Media owners used to know their place. They would wait for clients - via their creative and planning agencies - to come to talk to them. Woe betide any print title or broadcaster that stepped on to an agency's patch and dared to talk to an advertiser directly. That was considered a hanging offence. Yet, in a rapidly fragmenting media market, this narrow thinking is of no interest to advertisers.
They want the simplest and most convenient way to reach the people. This means an integrated communications strategy, and if it involves letting a media owner lead the whole process, then so be it.
Consumers switch between different online and offline media, and an advertiser wants someone to come up with a great idea that will work across all platforms and be managed sensibly.
There is no reason why a campaign involving everything from event marketing to digital media should not be led by a media owner. Most press and broadcast organisations have already remodelled their core businesses, adding event, research and digital teams.
We have an insight department whose job it is to generate valuable brand and market insight that gives the data held by many media agencies a run for its money. This information tells us who we should be partnering with and how.
I understand why some traditionalists at marketing agencies might feel as if their noses have been yanked out of joint by what they see as media owners trespassing on their ground. But they don't need to suffer such pain. This is all about trust and about everyone working together for the benefit of the advertiser.
Our insight department shares its findings with agencies, and media planners have been known to spend a day with agency staff when preparing for a pitch. When we lead an integrated campaign, we even offer to pay for a project manager to sit in the client's office, just to reassure them. Peace, it seems, has well and truly broken out.
The bottom line here is that agencies must get used to media owners wanting to play a more active part in this new, integrated world.
It has not been easy. Media owners have had to change their way of thinking, too, and be prepared to work more closely with organisations that are effectively competitors.
We produced some engaging content for IBM around Wimbledon, which appeared on other media channels. We are always being asked by agencies if we are prepared to work with print partners, such as the Financial Times, and these are discussions we are willing to have.
Brands such as Shell, BT and Zurich Financial Services have no qualms about seeing a broadcaster as a single point of contact for a fully integrated campaign. They know that even if we devise a content deal and lead the communication, their relevant agencies will not be far away.
When BT Global Services needed to convince executives the company was actually a global supplier of networked IT services, the creative was a joint effort between itself, its agency Starcom and CNBC.

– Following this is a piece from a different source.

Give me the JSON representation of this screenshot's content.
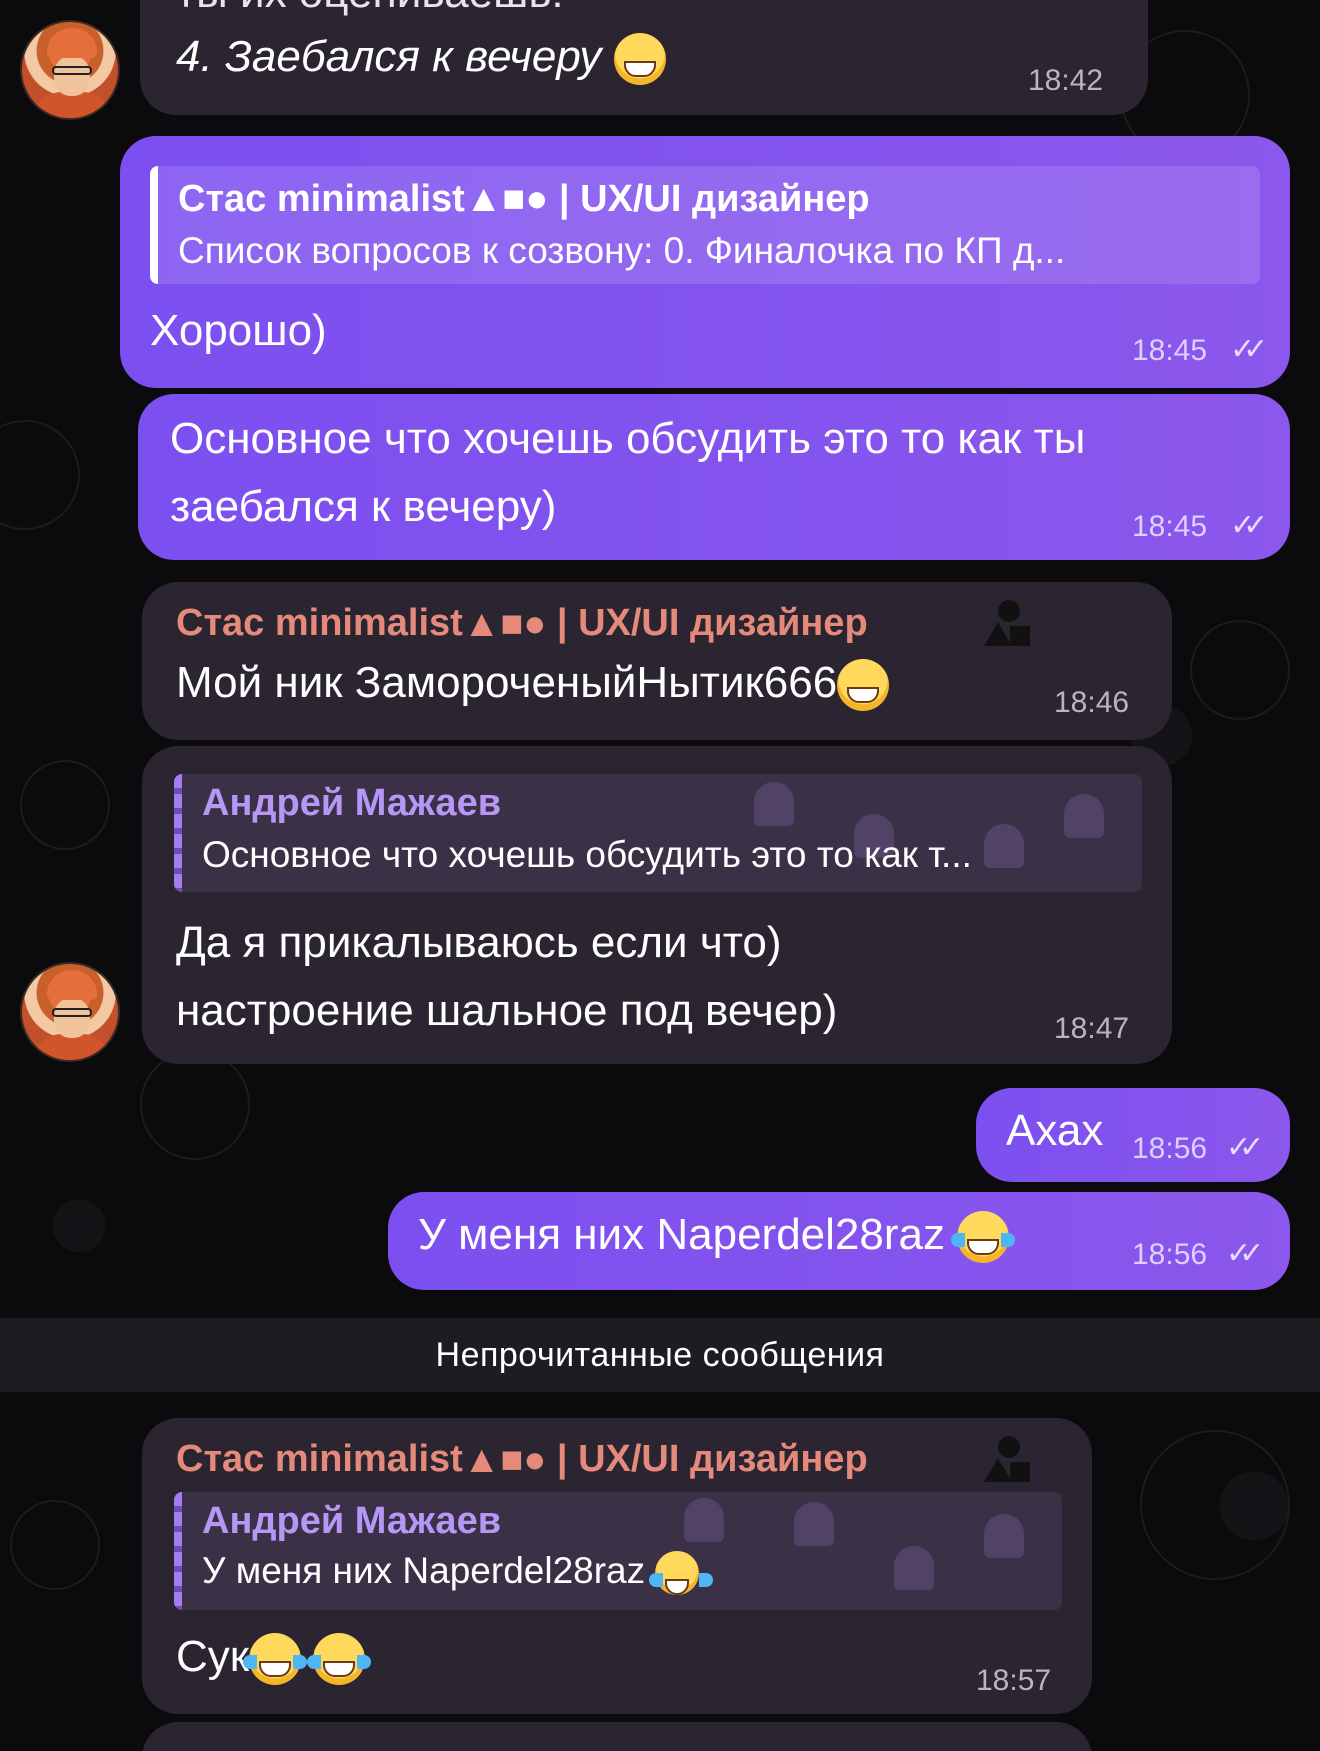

For Zurich, we devised unique content for a series called Change Reaction. It was a weekly, five-minute programme profiling companies that have responded to major business challenges, and it linked nicely to Zurich's claim to help companies cope with change. The shows went out during our Power Lunch Europe programme and were promoted across other media by Zurich's agencies.
For Shell, we produce the Questions for the Future series of six debates about energy that are held around the world. There was limited on-air branding, but Shell invited guests to be in the live studio audience and it had exclusivity during the ad breaks. It has been shown on CNBC Europe and CNBC Asia, and the public's perception that Shell is committed to renewable resources has risen by 19 per cent.
This is about integrating brands into television programming to get cut-through. It may sound like we are champing at the bit to become a full-service organisation, but in reality, that is a long, long way off.
My bread and butter remains putting spots on air - as my boss is quick to remind me at every opportunity. In fact, whenever I get carried away with the need for a more joined-up approach to advertising, I quickly remind myself that we are, first and foremost, a business and financial news broadcaster.
Getting closer to advertisers does have its difficulties. The thorny subject of editorial integrity will always raise its head and there are the usual Ofcom rules to obey, but advertisers increasingly want access to our talent, especially our programme anchors.
Clients and agencies need to understand this is rarely possible. After all, a presenter might be interviewing the client's chief executive about his annual results the next week and the relationship would be difficult. Put it this way: would you expect Jeremy Paxman to appear in a TV ad for a company he is likely to be questioning?
If a media owner is leading an integrated campaign, it needs the trust of the client and its various agencies. An editorially led project cannot be blatantly sponsored.
The broadcaster will know when is the best time for any bespoke content to be aired. Our viewing peaks and troughs are different to those for terrestrial broadcasters, with some of our highest audiences recorded at 7am. We will integrate a campaign into our schedule when the relevant audience will be the most receptive.
Whenever a media owner wanders into unfamiliar territory, there are risks involved. When not simply selling advertising but initiating ideas and leading integrated campaigns, clients get to see us naked.
When we were in Sao Paulo filming one of the Shell debates, some of our team missed their flights, spent 35 hours getting there and arrived with food poisoning, having not slept in a bed for two days. No-one at the local hotel where we had created the studio spoke English and there was a power cut just as we were about to go on air.
Working so closely with clients is not always easy, but as demand for a fully-integrated approach intensifies, media owners will be doing a lot more of it.
- Liz Jones is the vice-president and European sales director of CNBC Europe.